3. The white shark decline from both False Bay and Gansbaai started in 2014.
4. White shark predations by orca documented only from 2018, when the white shark presence in both False Bay and Gansbaai had already started declining.
We do not deny, nor ever have, that orcas have had an abrupt, short to medium term, effect on the behavior of white sharks. However, it seems unlikely that a gradual decline, and subsequent continuous disappearance, of white sharks from their historical feeding grounds could be attributed to the presence of two vagrant orcas, especially considering the white shark declines began in 2014, whereas the orcas where only first documented killing white sharks in 2017. Is it not possible that the large increase in catches of small sharks, specifically smoothhound sharks, could also be considered, at least in part, for the decline of white sharks in light of the evidence?

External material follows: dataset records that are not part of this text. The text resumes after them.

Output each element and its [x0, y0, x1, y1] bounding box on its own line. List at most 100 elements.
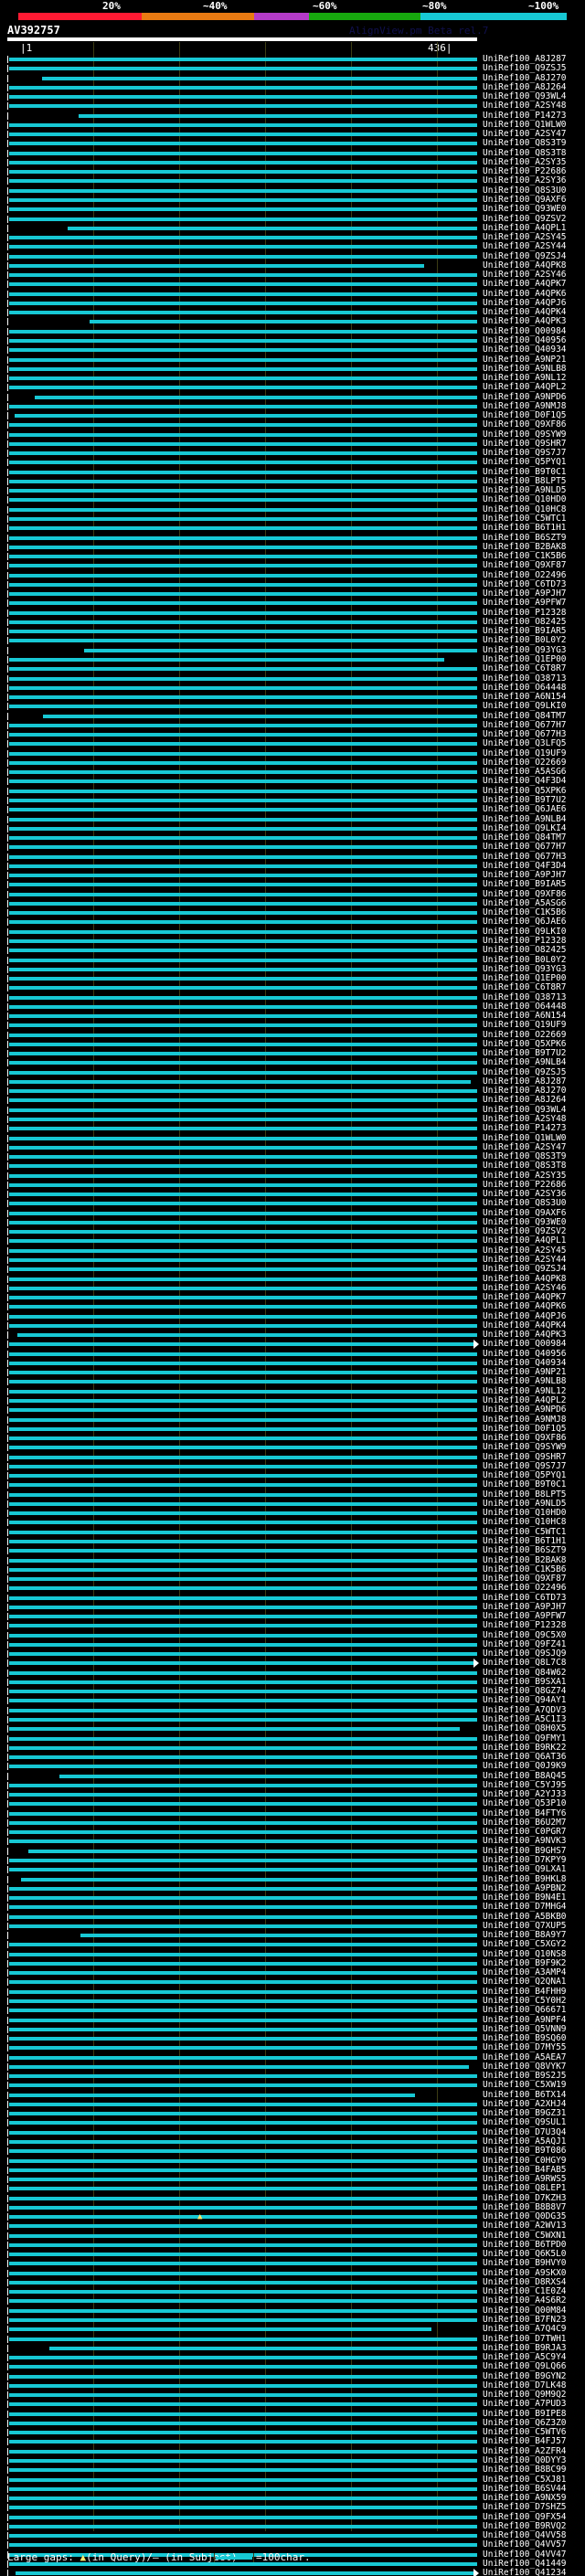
- hit-label[interactable]: UniRef100_D7TWH1: [483, 2333, 567, 2344]
- hit-row[interactable]: UniRef100_A9PJH7: [0, 871, 585, 880]
- hsp-bar[interactable]: [9, 2477, 477, 2482]
- hit-label[interactable]: UniRef100_Q93WL4: [483, 1104, 567, 1115]
- hit-label[interactable]: UniRef100_C1E0Z4: [483, 2286, 567, 2297]
- hsp-bar[interactable]: [9, 1483, 477, 1488]
- hit-label[interactable]: UniRef100_P12328: [483, 935, 567, 946]
- hsp-bar[interactable]: [9, 1323, 477, 1328]
- hit-row[interactable]: UniRef100_A4QPK3: [0, 1330, 585, 1340]
- hit-row[interactable]: UniRef100_B4FAB5: [0, 2165, 585, 2175]
- hsp-bar[interactable]: [9, 489, 477, 493]
- hsp-bar[interactable]: [9, 1464, 477, 1468]
- hsp-bar[interactable]: [9, 245, 477, 249]
- hsp-bar[interactable]: [9, 1342, 477, 1347]
- hit-label[interactable]: UniRef100_Q00984: [483, 1339, 567, 1350]
- hit-row[interactable]: UniRef100_Q9M9Q2: [0, 2390, 585, 2400]
- hit-row[interactable]: UniRef100_Q9LKI0: [0, 702, 585, 711]
- hit-row[interactable]: UniRef100_B8A9Y7: [0, 1931, 585, 1940]
- hit-label[interactable]: UniRef100_Q3LFQ5: [483, 738, 567, 749]
- hit-label[interactable]: UniRef100_D7MY55: [483, 2042, 567, 2053]
- hsp-bar[interactable]: [9, 1718, 477, 1723]
- hsp-bar[interactable]: [9, 1230, 477, 1235]
- hit-row[interactable]: UniRef100_B9IAR5: [0, 880, 585, 889]
- hit-label[interactable]: UniRef100_Q0DG35: [483, 2211, 567, 2222]
- hit-label[interactable]: UniRef100_Q9LKI4: [483, 822, 567, 833]
- hsp-bar[interactable]: [9, 1352, 477, 1356]
- hsp-bar[interactable]: [9, 1164, 477, 1169]
- hsp-bar[interactable]: [9, 236, 477, 240]
- hsp-bar[interactable]: [9, 667, 477, 672]
- hit-label[interactable]: UniRef100_Q6K5L0: [483, 2249, 567, 2260]
- hit-row[interactable]: UniRef100_D7KPY9: [0, 1856, 585, 1865]
- hit-label[interactable]: UniRef100_A5ASG6: [483, 897, 567, 908]
- hit-row[interactable]: UniRef100_A9NLB4: [0, 1058, 585, 1067]
- hit-label[interactable]: UniRef100_C5WTV6: [483, 2427, 567, 2438]
- hsp-bar[interactable]: [9, 1642, 477, 1647]
- hit-label[interactable]: UniRef100_A9NPF4: [483, 2014, 567, 2025]
- hit-label[interactable]: UniRef100_A9NLD5: [483, 485, 567, 496]
- hit-row[interactable]: UniRef100_B9N4E1: [0, 1893, 585, 1903]
- hit-row[interactable]: UniRef100_A4QPK8: [0, 260, 585, 270]
- hit-row[interactable]: UniRef100_Q8H0X5: [0, 1724, 585, 1733]
- hit-row[interactable]: UniRef100_C5XGY2: [0, 1940, 585, 1949]
- hit-row[interactable]: UniRef100_B9T0C1: [0, 1480, 585, 1489]
- hsp-bar[interactable]: [9, 1971, 477, 1976]
- hit-label[interactable]: UniRef100_Q00M84: [483, 2305, 567, 2316]
- hit-label[interactable]: UniRef100_B9T7U2: [483, 1048, 567, 1059]
- hit-row[interactable]: UniRef100_B8LPT5: [0, 1489, 585, 1500]
- hit-row[interactable]: UniRef100_P14273: [0, 1124, 585, 1133]
- hit-row[interactable]: UniRef100_Q40934: [0, 345, 585, 355]
- hit-label[interactable]: UniRef100_Q41449: [483, 2558, 567, 2569]
- hsp-bar[interactable]: [9, 573, 477, 578]
- hit-row[interactable]: UniRef100_B9T086: [0, 2147, 585, 2156]
- hit-label[interactable]: UniRef100_Q1WLW0: [483, 1132, 567, 1143]
- hsp-bar[interactable]: [9, 808, 477, 812]
- hit-label[interactable]: UniRef100_B9IAR5: [483, 879, 567, 890]
- hit-label[interactable]: UniRef100_Q9FZ41: [483, 1638, 567, 1649]
- hit-label[interactable]: UniRef100_A2SY48: [483, 101, 567, 111]
- hit-label[interactable]: UniRef100_A7PUD3: [483, 2399, 567, 2410]
- hsp-bar[interactable]: [9, 1193, 477, 1197]
- hit-label[interactable]: UniRef100_C5WXN1: [483, 2230, 567, 2241]
- hit-row[interactable]: UniRef100_D7LK48: [0, 2380, 585, 2390]
- hit-label[interactable]: UniRef100_A2ZFR4: [483, 2445, 567, 2456]
- hit-row[interactable]: UniRef100_O22669: [0, 758, 585, 768]
- hit-row[interactable]: UniRef100_Q9SJQ9: [0, 1649, 585, 1659]
- hsp-bar[interactable]: [9, 535, 477, 540]
- hsp-bar[interactable]: [9, 2178, 477, 2182]
- hsp-bar[interactable]: [16, 2571, 477, 2576]
- hsp-bar[interactable]: [9, 2524, 477, 2528]
- hit-label[interactable]: UniRef100_A8J264: [483, 81, 567, 92]
- hsp-bar[interactable]: [9, 2121, 477, 2125]
- hit-row[interactable]: UniRef100_Q9SHR7: [0, 1452, 585, 1462]
- hit-row[interactable]: UniRef100_Q6JAE6: [0, 917, 585, 927]
- hsp-bar[interactable]: [9, 1220, 477, 1224]
- hit-row[interactable]: UniRef100_A5AEA7: [0, 2052, 585, 2062]
- hsp-bar[interactable]: [9, 2074, 477, 2079]
- hsp-bar[interactable]: [9, 1389, 477, 1394]
- hit-row[interactable]: UniRef100_Q9AXF6: [0, 195, 585, 205]
- hit-row[interactable]: UniRef100_C6T8R7: [0, 983, 585, 992]
- hit-label[interactable]: UniRef100_A7Q4C9: [483, 2324, 567, 2335]
- hsp-bar[interactable]: [9, 311, 477, 315]
- hit-row[interactable]: UniRef100_A4QPK7: [0, 1293, 585, 1302]
- hit-row[interactable]: UniRef100_Q0DYY3: [0, 2456, 585, 2465]
- hit-row[interactable]: UniRef100_A9PFW7: [0, 1612, 585, 1621]
- hit-row[interactable]: UniRef100_Q1WLW0: [0, 1132, 585, 1143]
- hit-row[interactable]: UniRef100_Q10HC8: [0, 504, 585, 514]
- hit-row[interactable]: UniRef100_Q9LQ66: [0, 2362, 585, 2371]
- hsp-bar[interactable]: [9, 2242, 477, 2247]
- hit-label[interactable]: UniRef100_Q2QNA1: [483, 1977, 567, 1988]
- hit-label[interactable]: UniRef100_A6N154: [483, 692, 567, 703]
- hit-row[interactable]: UniRef100_C0PGR7: [0, 1828, 585, 1837]
- hit-row[interactable]: UniRef100_B9IPE8: [0, 2409, 585, 2419]
- hit-row[interactable]: UniRef100_Q6JAE6: [0, 805, 585, 814]
- hit-row[interactable]: UniRef100_A5C1I3: [0, 1715, 585, 1724]
- hsp-bar[interactable]: [9, 779, 477, 784]
- hsp-bar[interactable]: [9, 911, 477, 916]
- hit-label[interactable]: UniRef100_Q9SJQ9: [483, 1648, 567, 1659]
- hit-label[interactable]: UniRef100_Q9ZSJ5: [483, 1066, 567, 1077]
- hsp-bar[interactable]: [9, 2412, 477, 2416]
- hit-row[interactable]: UniRef100_Q9ZSJ5: [0, 1066, 585, 1077]
- hsp-bar[interactable]: [9, 864, 477, 868]
- hsp-bar[interactable]: [9, 1699, 477, 1703]
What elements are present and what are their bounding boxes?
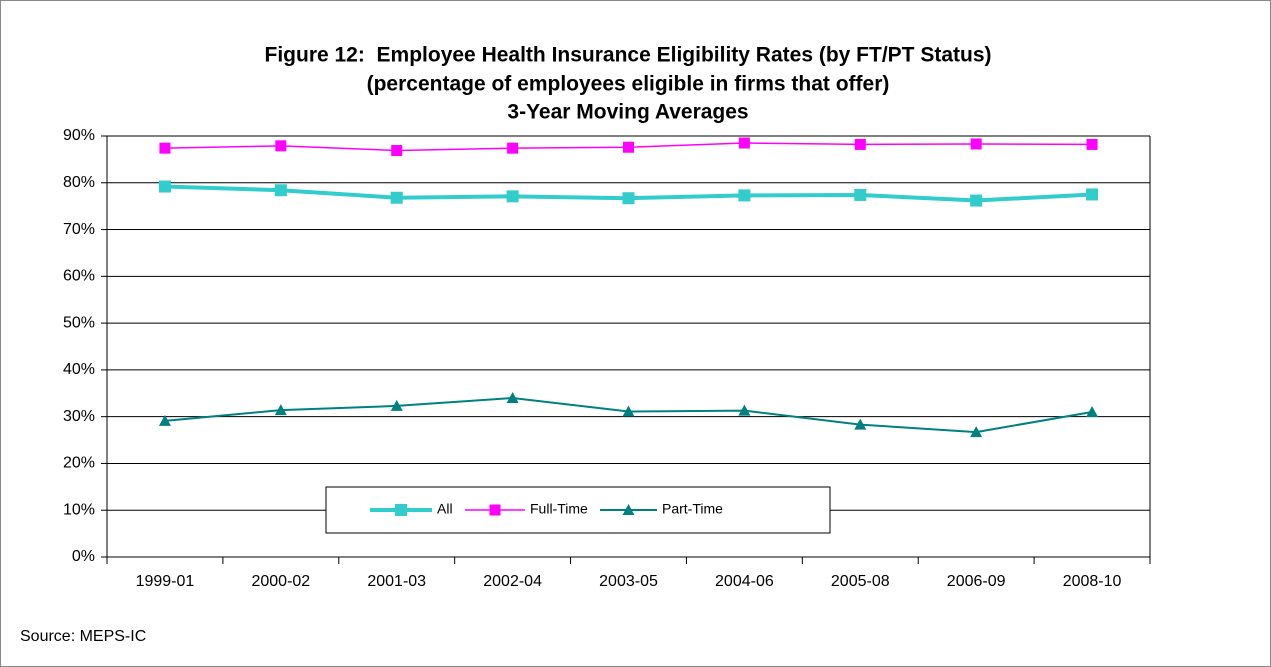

If this option was considered, then that would open room for intervention by the Department, because, conversely to orcas, fisheries are manageable and ought to be bound to the precautionary approach, as the Minister reiterated several times.
It was hypothesised by Andreotti et al (2016) that South Africa’s white shark population was already decreasing in 2012, long before the presence of Port and Starboard. That, coupled with a low genetic diversity, would make this population particularly vulnerable to the hypothesised decline of a primary prey. This should further strengthen the urgency of the call for action, one of which is to protect these smaller sharks as the primary prey along the South African coastline and put in any measure that would protect the survival of the white sharks that remain.
We therefore urge the Minister to reallocate the six DSL permits to a more sustainable, better managed and better enforced fishery, which would lead to no loss in jobs. We understand the importance of socio-economics for South Africa and that is why we have focused our attention to the DSL as the best, and easiest, step forward to ensure fisheries can still employ people while not surrendering the conservation of coastal shark species in South Africa. It is true that halting the DSL might not be a drastic and fully resolving change for soupfin sharks (as it contributes to “only” 20% of total catches), but it would be a game changer for other sharks like the smoothhound shark, as the DSL catches 5 times more than the other fisheries combined. And if those demersal sharks are a key component for white sharks, as we do believe and have argued for it above, the end of the DSL in coastal South Africa would also be a strategic move by the Department abiding to the precautionary approach: the likely easiest fix to the white shark problem. This could lead to the recovery also of a tourism industry worth 100 times that of the small extractive DSL fishery. Even if no change were to take place for the white sharks, the proposed actions would still be a positive, leading to the conservation and recovery of threatened, endangered and overfished species.
While orcas cannot be managed, the DSL fishery is easily under the government’s control. There is far more to lose by being wrong about the “orca theory,” than the “small shark theory.” In fact, focusing management on the latter can only have positive outcomes. Being wrong about the orcas as the only cause for the disappearance of white sharks, however, would jeopardize our environment, jobs, and South Africa’s reputation. An irresponsible choice, as South Africa’s coastal waters, once an iconic shark biodiversity hotspot, admired by the entire world, would become empty, with just a list of species no longer seen in our waters, dreamt of with regret by South Africa’s future generations.